Il est également très intéressant d'observer autour de soi comment, dans notre société contemporaine qui prétend avoir dépassé le stade de la persécution, se crée et est sacrifiée chaque jour une série importante de boucs émissaires. D'autre part, de nombreuses régions du monde sont encore gouvernées par ces mécanismes violents, et on pourra trouver ici des éléments importants et facilement manipulables pour arriver à mieux lire une actualité mondiale qui nous dépasse souvent par son absurdité, et qui donne l'impression de n'avoir ni début ni fin. C'est d'ailleurs précisément l'objet de cette partie que de recenser à la lumière des théories de René Girard les occurrences régulières de la " bouc-émissarisation " dans notre société.

Quelles sont les persécutions ? [modifier]

Les causes.

Quelles sont les causes des persécutions, à travers l'histoire et dans toutes les régions du monde? Le premier élément est l'émergence d'une situation d'aplatissement des ordres culturels, ce que l'on appelle " l'indifférenciation ", dans laquelle les institutions perdent leur pouvoir, leur légitimité, et cessent (ou presque) de fonctionner.

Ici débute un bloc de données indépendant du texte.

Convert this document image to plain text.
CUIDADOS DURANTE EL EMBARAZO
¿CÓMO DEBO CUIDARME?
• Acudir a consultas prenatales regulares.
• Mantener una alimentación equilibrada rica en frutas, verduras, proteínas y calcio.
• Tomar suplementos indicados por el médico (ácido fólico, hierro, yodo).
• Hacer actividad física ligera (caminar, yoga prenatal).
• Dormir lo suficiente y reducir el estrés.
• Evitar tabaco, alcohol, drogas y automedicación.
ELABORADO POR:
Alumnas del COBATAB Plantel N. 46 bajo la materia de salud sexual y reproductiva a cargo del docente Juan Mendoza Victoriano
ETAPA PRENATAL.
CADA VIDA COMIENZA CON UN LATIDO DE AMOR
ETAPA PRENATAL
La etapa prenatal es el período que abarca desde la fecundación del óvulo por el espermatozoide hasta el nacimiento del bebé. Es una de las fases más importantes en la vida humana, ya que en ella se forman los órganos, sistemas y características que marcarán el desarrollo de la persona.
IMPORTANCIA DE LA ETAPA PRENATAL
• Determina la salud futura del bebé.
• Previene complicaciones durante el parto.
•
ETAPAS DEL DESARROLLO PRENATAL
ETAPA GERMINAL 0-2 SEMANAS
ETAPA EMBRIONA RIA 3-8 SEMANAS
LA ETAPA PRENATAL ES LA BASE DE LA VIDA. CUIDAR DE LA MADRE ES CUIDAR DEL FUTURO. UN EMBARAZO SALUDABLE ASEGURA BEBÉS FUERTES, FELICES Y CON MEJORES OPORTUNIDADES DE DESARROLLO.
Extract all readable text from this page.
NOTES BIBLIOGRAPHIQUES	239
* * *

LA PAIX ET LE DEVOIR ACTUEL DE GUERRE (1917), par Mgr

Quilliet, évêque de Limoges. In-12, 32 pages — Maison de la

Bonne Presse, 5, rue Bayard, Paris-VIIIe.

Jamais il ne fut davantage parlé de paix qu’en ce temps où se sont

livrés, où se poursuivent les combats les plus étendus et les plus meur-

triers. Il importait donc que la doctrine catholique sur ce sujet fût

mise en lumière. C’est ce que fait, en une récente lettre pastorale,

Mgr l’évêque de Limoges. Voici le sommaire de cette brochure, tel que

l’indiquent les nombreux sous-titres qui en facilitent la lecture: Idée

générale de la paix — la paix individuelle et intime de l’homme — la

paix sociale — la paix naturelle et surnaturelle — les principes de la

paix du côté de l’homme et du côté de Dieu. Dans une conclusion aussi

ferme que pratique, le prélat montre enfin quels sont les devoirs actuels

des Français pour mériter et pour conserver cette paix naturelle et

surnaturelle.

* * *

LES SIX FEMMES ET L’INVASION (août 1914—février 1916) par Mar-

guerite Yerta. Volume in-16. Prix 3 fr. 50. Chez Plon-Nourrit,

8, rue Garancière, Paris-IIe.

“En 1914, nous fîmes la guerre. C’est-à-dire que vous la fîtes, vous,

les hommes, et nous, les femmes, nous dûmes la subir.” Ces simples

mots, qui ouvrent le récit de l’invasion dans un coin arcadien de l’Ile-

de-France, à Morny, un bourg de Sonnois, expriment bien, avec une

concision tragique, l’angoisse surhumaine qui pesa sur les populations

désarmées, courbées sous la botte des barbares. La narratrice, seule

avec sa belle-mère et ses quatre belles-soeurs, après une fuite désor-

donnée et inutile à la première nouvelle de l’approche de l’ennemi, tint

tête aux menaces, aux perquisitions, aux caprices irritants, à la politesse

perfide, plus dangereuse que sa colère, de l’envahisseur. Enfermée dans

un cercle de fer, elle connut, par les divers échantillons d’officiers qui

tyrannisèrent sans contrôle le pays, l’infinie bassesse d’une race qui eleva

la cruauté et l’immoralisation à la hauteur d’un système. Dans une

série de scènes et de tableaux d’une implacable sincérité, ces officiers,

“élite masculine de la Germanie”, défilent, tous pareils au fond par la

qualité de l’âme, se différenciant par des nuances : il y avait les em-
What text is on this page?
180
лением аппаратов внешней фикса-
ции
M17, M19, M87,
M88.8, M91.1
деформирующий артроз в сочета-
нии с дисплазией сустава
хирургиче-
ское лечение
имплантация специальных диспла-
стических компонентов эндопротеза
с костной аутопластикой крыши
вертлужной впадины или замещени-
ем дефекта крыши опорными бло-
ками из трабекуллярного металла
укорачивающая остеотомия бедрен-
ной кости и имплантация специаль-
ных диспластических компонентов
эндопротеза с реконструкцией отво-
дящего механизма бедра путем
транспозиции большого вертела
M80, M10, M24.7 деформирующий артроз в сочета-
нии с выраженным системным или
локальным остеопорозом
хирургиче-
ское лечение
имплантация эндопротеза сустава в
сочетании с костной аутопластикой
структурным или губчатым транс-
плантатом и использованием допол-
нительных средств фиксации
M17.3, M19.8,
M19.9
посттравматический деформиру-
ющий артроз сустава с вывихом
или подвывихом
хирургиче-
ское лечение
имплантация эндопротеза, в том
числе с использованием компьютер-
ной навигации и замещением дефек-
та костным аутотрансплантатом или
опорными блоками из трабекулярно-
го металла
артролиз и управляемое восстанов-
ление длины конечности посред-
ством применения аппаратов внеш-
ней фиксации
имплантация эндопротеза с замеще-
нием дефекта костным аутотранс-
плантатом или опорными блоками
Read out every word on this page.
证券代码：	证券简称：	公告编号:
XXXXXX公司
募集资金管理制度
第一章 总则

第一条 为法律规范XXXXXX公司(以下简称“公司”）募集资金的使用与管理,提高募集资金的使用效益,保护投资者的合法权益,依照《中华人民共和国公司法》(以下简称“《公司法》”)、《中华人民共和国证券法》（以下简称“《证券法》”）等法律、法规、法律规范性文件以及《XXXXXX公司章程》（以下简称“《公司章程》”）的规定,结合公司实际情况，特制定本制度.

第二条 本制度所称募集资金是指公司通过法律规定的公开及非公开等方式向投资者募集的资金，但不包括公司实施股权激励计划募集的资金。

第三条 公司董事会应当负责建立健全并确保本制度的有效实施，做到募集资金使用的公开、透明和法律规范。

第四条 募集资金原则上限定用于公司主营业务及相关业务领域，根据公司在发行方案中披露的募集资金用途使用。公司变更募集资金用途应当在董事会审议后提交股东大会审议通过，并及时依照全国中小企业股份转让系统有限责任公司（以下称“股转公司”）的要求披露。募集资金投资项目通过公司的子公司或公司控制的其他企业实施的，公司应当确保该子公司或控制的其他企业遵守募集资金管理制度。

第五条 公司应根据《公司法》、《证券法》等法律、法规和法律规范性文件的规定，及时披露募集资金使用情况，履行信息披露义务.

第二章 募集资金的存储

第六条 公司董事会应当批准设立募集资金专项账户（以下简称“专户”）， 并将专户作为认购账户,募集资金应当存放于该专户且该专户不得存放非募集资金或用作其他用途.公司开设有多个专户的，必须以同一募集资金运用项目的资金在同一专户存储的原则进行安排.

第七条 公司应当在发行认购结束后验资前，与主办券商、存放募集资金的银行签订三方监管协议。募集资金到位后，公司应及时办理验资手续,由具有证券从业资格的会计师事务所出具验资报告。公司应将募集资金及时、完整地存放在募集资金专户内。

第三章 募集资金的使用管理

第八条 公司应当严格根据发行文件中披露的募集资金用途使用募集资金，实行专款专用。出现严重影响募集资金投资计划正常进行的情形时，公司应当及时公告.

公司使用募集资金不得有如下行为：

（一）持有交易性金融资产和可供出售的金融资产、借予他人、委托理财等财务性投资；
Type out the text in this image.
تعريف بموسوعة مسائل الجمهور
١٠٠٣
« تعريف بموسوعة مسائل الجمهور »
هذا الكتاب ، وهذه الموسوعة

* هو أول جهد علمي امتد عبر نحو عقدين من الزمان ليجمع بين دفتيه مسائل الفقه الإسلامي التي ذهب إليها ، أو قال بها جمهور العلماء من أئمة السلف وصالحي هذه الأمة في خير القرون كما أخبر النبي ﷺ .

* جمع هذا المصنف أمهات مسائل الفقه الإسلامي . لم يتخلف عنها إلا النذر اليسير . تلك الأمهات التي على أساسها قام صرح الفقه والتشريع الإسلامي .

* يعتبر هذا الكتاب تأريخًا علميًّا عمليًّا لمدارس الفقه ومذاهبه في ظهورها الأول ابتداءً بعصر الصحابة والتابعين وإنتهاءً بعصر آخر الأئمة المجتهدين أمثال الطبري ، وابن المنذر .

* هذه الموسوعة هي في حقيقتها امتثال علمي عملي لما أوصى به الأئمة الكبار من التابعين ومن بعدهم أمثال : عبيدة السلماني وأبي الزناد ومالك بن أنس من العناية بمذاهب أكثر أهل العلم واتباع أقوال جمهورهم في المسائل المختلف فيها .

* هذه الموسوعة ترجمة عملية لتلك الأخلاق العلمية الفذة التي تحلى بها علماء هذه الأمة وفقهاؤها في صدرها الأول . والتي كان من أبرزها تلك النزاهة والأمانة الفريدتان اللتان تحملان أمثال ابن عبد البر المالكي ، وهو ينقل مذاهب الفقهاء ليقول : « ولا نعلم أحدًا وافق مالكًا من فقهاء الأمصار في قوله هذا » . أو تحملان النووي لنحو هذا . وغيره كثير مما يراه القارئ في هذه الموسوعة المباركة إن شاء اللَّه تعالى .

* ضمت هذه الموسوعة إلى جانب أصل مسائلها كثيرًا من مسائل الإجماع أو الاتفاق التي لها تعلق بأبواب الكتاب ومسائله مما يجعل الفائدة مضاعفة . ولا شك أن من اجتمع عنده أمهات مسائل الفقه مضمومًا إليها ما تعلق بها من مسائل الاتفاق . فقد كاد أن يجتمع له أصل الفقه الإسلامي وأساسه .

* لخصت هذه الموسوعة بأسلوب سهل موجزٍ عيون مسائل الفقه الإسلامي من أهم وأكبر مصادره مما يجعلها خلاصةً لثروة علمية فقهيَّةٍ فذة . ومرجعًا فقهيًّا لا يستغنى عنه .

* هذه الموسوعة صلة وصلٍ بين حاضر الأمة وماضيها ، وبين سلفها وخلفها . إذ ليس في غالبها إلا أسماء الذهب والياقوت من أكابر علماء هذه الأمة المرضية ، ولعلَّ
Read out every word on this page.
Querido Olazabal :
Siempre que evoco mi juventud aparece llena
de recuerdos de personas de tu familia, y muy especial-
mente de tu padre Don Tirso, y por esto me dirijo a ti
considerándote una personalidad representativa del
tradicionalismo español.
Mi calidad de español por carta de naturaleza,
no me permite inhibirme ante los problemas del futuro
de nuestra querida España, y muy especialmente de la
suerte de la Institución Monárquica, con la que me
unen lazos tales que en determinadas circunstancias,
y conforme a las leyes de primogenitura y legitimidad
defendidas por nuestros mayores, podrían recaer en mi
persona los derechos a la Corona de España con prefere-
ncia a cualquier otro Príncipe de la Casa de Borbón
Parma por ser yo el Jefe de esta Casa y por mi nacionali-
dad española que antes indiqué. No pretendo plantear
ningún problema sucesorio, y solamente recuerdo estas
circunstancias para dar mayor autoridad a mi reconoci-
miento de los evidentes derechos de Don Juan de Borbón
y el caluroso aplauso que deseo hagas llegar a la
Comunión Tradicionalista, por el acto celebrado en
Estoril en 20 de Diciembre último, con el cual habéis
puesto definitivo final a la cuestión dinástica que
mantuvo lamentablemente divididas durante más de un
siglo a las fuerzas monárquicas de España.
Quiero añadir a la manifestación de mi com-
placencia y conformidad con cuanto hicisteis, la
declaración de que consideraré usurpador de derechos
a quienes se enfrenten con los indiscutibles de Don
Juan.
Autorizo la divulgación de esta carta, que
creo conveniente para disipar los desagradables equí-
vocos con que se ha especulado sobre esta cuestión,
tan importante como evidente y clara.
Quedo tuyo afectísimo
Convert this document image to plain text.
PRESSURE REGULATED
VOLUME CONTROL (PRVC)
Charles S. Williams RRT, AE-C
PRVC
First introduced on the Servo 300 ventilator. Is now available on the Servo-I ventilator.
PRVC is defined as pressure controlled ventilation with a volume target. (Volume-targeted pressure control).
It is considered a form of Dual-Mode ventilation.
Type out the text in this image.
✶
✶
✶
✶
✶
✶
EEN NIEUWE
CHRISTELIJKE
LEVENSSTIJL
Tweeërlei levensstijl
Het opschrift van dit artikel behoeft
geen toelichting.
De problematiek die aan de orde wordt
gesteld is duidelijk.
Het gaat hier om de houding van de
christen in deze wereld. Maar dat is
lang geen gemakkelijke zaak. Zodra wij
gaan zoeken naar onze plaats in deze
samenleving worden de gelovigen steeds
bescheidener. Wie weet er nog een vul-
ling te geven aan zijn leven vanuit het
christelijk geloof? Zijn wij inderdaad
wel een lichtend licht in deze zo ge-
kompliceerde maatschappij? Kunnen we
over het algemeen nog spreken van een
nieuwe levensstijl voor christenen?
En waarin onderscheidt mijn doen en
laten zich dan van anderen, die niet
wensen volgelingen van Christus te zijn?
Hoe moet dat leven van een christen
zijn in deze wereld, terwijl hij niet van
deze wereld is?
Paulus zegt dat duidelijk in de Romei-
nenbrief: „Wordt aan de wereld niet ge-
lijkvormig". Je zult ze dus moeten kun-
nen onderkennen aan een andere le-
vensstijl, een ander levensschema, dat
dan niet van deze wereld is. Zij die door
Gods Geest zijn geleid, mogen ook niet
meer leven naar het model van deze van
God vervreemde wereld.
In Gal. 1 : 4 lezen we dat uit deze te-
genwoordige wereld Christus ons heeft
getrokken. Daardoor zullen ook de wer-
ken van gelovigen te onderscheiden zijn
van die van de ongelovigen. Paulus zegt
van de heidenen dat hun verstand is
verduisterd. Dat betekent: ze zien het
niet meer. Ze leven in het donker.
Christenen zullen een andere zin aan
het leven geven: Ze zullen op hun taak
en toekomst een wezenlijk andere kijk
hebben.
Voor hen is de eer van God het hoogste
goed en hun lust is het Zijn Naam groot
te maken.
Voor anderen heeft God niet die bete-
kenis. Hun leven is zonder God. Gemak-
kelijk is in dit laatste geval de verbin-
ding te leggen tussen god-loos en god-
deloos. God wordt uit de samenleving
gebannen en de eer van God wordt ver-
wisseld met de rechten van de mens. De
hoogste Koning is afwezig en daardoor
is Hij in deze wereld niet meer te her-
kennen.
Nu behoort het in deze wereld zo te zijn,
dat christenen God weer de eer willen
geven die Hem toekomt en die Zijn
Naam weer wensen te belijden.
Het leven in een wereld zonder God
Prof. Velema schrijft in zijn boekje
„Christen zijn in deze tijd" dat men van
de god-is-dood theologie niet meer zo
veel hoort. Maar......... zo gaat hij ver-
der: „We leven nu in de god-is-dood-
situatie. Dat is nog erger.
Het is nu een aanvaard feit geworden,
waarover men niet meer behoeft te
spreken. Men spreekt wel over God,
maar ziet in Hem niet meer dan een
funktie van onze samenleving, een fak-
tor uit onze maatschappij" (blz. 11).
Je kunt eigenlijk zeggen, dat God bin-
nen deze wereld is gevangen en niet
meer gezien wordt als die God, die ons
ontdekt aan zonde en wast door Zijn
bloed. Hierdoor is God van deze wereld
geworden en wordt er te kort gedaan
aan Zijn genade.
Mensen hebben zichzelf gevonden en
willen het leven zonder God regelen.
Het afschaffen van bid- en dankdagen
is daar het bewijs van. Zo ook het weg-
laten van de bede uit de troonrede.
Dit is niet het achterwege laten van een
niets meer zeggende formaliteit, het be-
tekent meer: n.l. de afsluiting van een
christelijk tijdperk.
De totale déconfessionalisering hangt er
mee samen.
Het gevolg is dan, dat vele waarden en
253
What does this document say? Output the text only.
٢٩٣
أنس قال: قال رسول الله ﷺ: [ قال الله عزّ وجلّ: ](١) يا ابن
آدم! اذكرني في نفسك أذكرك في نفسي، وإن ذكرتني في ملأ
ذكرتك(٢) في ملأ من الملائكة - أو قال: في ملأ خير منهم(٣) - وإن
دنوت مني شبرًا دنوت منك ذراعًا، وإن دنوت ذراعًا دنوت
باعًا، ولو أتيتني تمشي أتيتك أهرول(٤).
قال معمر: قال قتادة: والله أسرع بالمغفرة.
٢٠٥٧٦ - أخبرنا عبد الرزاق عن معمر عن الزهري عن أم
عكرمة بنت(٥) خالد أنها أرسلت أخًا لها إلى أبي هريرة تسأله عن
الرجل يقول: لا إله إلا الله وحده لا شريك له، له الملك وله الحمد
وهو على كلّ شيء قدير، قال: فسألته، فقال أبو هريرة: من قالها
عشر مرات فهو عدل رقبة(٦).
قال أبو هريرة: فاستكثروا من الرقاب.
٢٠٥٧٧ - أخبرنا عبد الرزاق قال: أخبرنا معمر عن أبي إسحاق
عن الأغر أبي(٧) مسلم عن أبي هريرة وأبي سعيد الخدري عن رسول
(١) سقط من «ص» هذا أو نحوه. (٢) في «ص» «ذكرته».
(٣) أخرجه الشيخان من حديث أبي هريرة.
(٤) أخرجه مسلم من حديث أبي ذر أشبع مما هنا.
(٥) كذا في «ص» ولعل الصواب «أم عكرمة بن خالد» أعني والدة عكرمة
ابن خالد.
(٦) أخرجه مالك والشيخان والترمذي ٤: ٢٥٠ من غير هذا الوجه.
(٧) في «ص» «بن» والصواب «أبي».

Il est nécessaire de bien expliquer ce que tout ceci signifie.

Commençons par ce qu'on appelle " l'émergence d'une situation ". Quand on dit qu'une situation " émerge ", cela signifie qu'une transformation de la vie en société se fait subrepticement à l'intérieur de celle-ci, sans prévenir. Quelque chose change tout doucement, et un beau jour la situation a changé, mais personne ne réalise vraiment pourquoi, parce qu'aucune cause extérieure visible n'est venue perturber les choses. Tout d'un coup, les gens ne s'entendent plus, alors qu'ils s'entendaient avant. Mais personne n'arrive à saisir pourquoi. On dit qu'une situation a " émergé ". C'est littéralement une "crise", la croisée des chemins, une bifurcation, l'incapacité de la reproduction à l'identique. En sociologie de Durkheim, c'est l'anomie où on ne sait plus à quelles règles s'appuyer, en contraste à l' "autonomie" de ses propres règles et l'"hétéronomie" des règles des autres. Voir ""autonomie et hétéronomie", "crise et conflit" et "crise et catastrophe".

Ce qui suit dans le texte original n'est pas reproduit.